# Please take a few minutes to check this out, thanks.



## BrianScott (Dec 29, 2013)




----------



## schoalbeast101 (Oct 23, 2014)

Love all of them! Especially love that you use that Academy brand rod (very affordable). What lake did you catch the crappie?


----------



## BrianScott (Dec 29, 2013)

schoalbeast101 said:


> Love all of them! Especially love that you use that Academy brand rod (very affordable). What lake did you catch the crappie?


H20 is affordable and Academy will replace it no questions asked if it brakes. Lake Tawakoni is where I caught the crappie.


----------



## tkcampb1 (Feb 6, 2013)

Very nice video compilation!


----------



## BrianScott (Dec 29, 2013)

tkcampb1 said:


> Very nice video compilation!


Thanks, I appreciate it.


----------



## Jimmy Blue (Nov 20, 2013)

Nice stuff.

I particularly like the way you fish for multiple species and use multiple approaches.

Keeps it fresh and interesting.

Jim


----------



## Rivercat1860 (Dec 10, 2014)

Cool video! Nice catches


----------



## BrianScott (Dec 29, 2013)

Jimmy Blue said:


> Nice stuff.
> 
> I particularly like the way you fish for multiple species and use multiple approaches.
> 
> ...


Thanks Jim. I just go where the fish are biting. Changes with the seasons.


----------



## BrianScott (Dec 29, 2013)

Rivercat1860 said:


> Cool video!

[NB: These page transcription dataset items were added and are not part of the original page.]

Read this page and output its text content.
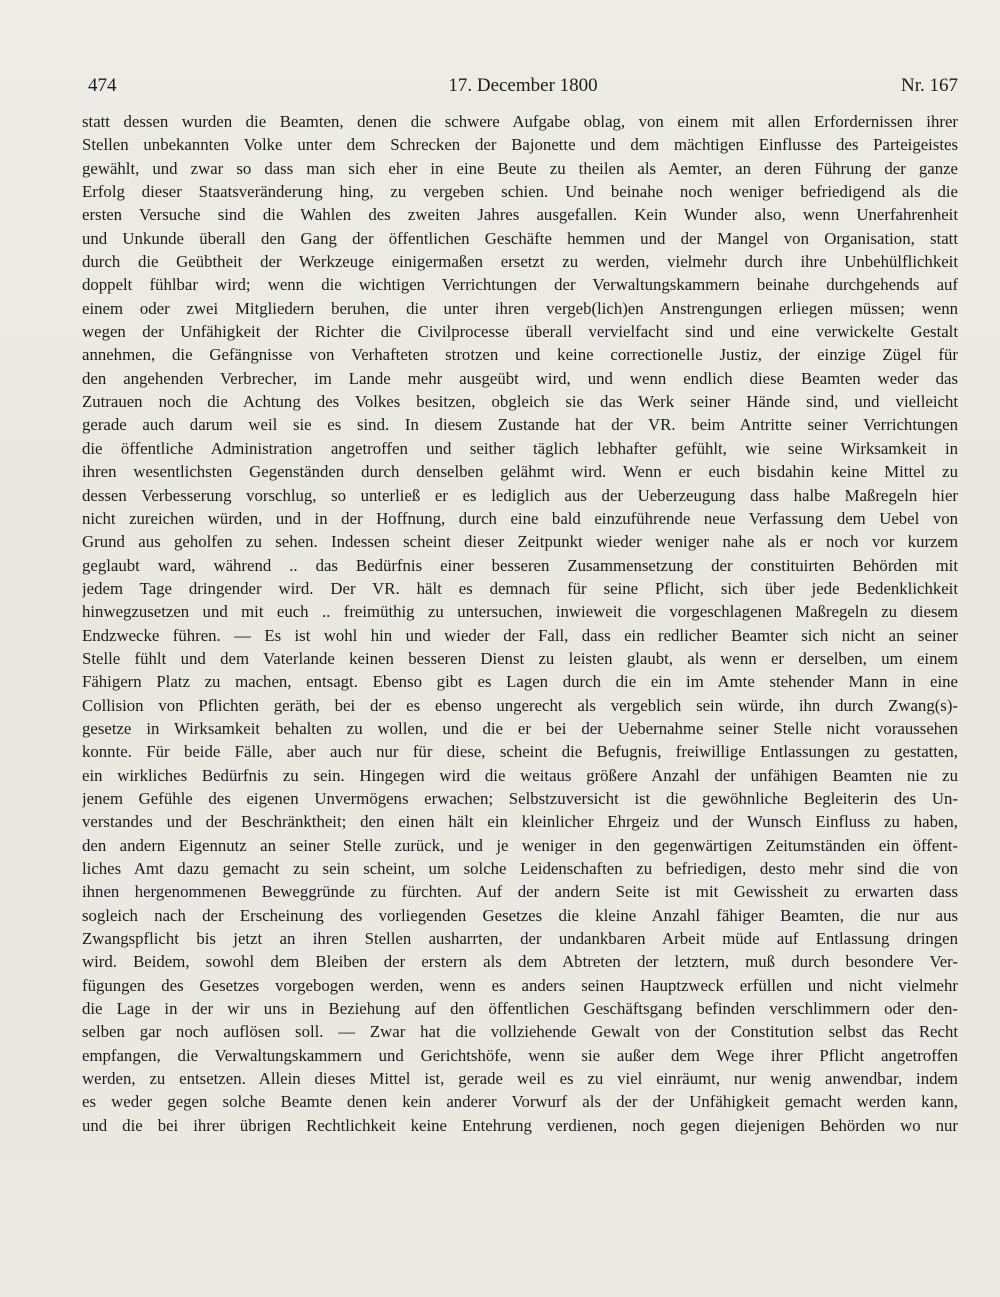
474	17. December 1800	Nr. 167
statt dessen wurden die Beamten, denen die schwere Aufgabe oblag, von einem mit allen Erfordernissen ihrer
Stellen unbekannten Volke unter dem Schrecken der Bajonette und dem mächtigen Einflusse des Parteigeistes
gewählt, und zwar so dass man sich eher in eine Beute zu theilen als Aemter, an deren Führung der ganze
Erfolg dieser Staatsveränderung hing, zu vergeben schien. Und beinahe noch weniger befriedigend als die
ersten Versuche sind die Wahlen des zweiten Jahres ausgefallen. Kein Wunder also, wenn Unerfahrenheit
und Unkunde überall den Gang der öffentlichen Geschäfte hemmen und der Mangel von Organisation, statt
durch die Geübtheit der Werkzeuge einigermaßen ersetzt zu werden, vielmehr durch ihre Unbehülflichkeit
doppelt fühlbar wird; wenn die wichtigen Verrichtungen der Verwaltungskammern beinahe durchgehends auf
einem oder zwei Mitgliedern beruhen, die unter ihren vergeb(lich)en Anstrengungen erliegen müssen; wenn
wegen der Unfähigkeit der Richter die Civilprocesse überall vervielfacht sind und eine verwickelte Gestalt
annehmen, die Gefängnisse von Verhafteten strotzen und keine correctionelle Justiz, der einzige Zügel für
den angehenden Verbrecher, im Lande mehr ausgeübt wird, und wenn endlich diese Beamten weder das
Zutrauen noch die Achtung des Volkes besitzen, obgleich sie das Werk seiner Hände sind, und vielleicht
gerade auch darum weil sie es sind. In diesem Zustande hat der VR. beim Antritte seiner Verrichtungen
die öffentliche Administration angetroffen und seither täglich lebhafter gefühlt, wie seine Wirksamkeit in
ihren wesentlichsten Gegenständen durch denselben gelähmt wird. Wenn er euch bisdahin keine Mittel zu
dessen Verbesserung vorschlug, so unterließ er es lediglich aus der Ueberzeugung dass halbe Maßregeln hier
nicht zureichen würden, und in der Hoffnung, durch eine bald einzuführende neue Verfassung dem Uebel von
Grund aus geholfen zu sehen. Indessen scheint dieser Zeitpunkt wieder weniger nahe als er noch vor kurzem
geglaubt ward, während .. das Bedürfnis einer besseren Zusammensetzung der constituirten Behörden mit
jedem Tage dringender wird. Der VR. hält es demnach für seine Pflicht, sich über jede Bedenklichkeit
hinwegzusetzen und mit euch .. freimüthig zu untersuchen, inwieweit die vorgeschlagenen Maßregeln zu diesem
Endzwecke führen. — Es ist wohl hin und wieder der Fall, dass ein redlicher Beamter sich nicht an seiner
Stelle fühlt und dem Vaterlande keinen besseren Dienst zu leisten glaubt, als wenn er derselben, um einem
Fähigern Platz zu machen, entsagt. Ebenso gibt es Lagen durch die ein im Amte stehender Mann in eine
Collision von Pflichten geräth, bei der es ebenso ungerecht als vergeblich sein würde, ihn durch Zwang(s)-
gesetze in Wirksamkeit behalten zu wollen, und die er bei der Uebernahme seiner Stelle nicht voraussehen
konnte. Für beide Fälle, aber auch nur für diese, scheint die Befugnis, freiwillige Entlassungen zu gestatten,
ein wirkliches Bedürfnis zu sein. Hingegen wird die weitaus größere Anzahl der unfähigen Beamten nie zu
jenem Gefühle des eigenen Unvermögens erwachen; Selbstzuversicht ist die gewöhnliche Begleiterin des Un-
verstandes und der Beschränktheit; den einen hält ein kleinlicher Ehrgeiz und der Wunsch Einfluss zu haben,
den andern Eigennutz an seiner Stelle zurück, und je weniger in den gegenwärtigen Zeitumständen ein öffent-
liches Amt dazu gemacht zu sein scheint, um solche Leidenschaften zu befriedigen, desto mehr sind die von
ihnen hergenommenen Beweggründe zu fürchten. Auf der andern Seite ist mit Gewissheit zu erwarten dass
sogleich nach der Erscheinung des vorliegenden Gesetzes die kleine Anzahl fähiger Beamten, die nur aus
Zwangspflicht bis jetzt an ihren Stellen ausharrten, der undankbaren Arbeit müde auf Entlassung dringen
wird. Beidem, sowohl dem Bleiben der erstern als dem Abtreten der letztern, muß durch besondere Ver-
fügungen des Gesetzes vorgebogen werden, wenn es anders seinen Hauptzweck erfüllen und nicht vielmehr
die Lage in der wir uns in Beziehung auf den öffentlichen Geschäftsgang befinden verschlimmern oder den-
selben gar noch auflösen soll. — Zwar hat die vollziehende Gewalt von der Constitution selbst das Recht
empfangen, die Verwaltungskammern und Gerichtshöfe, wenn sie außer dem Wege ihrer Pflicht angetroffen
werden, zu entsetzen. Allein dieses Mittel ist, gerade weil es zu viel einräumt, nur wenig anwendbar, indem
es weder gegen solche Beamte denen kein anderer Vorwurf als der der Unfähigkeit gemacht werden kann,
und die bei ihrer übrigen Rechtlichkeit keine Entehrung verdienen, noch gegen diejenigen Behörden wo nur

Nice catches


Thanks you sir.


----------



## BigEgg (Jul 29, 2013)

which golfcourse are you fishing in the videos? never had one let me fish it in the daytime!


----------



## BrianScott (Dec 29, 2013)

BigEgg said:


> which golfcourse are you fishing in the videos? never had one let me fish it in the daytime!


I'd tell you but then I'd have to kill you. Thanks for watching.


----------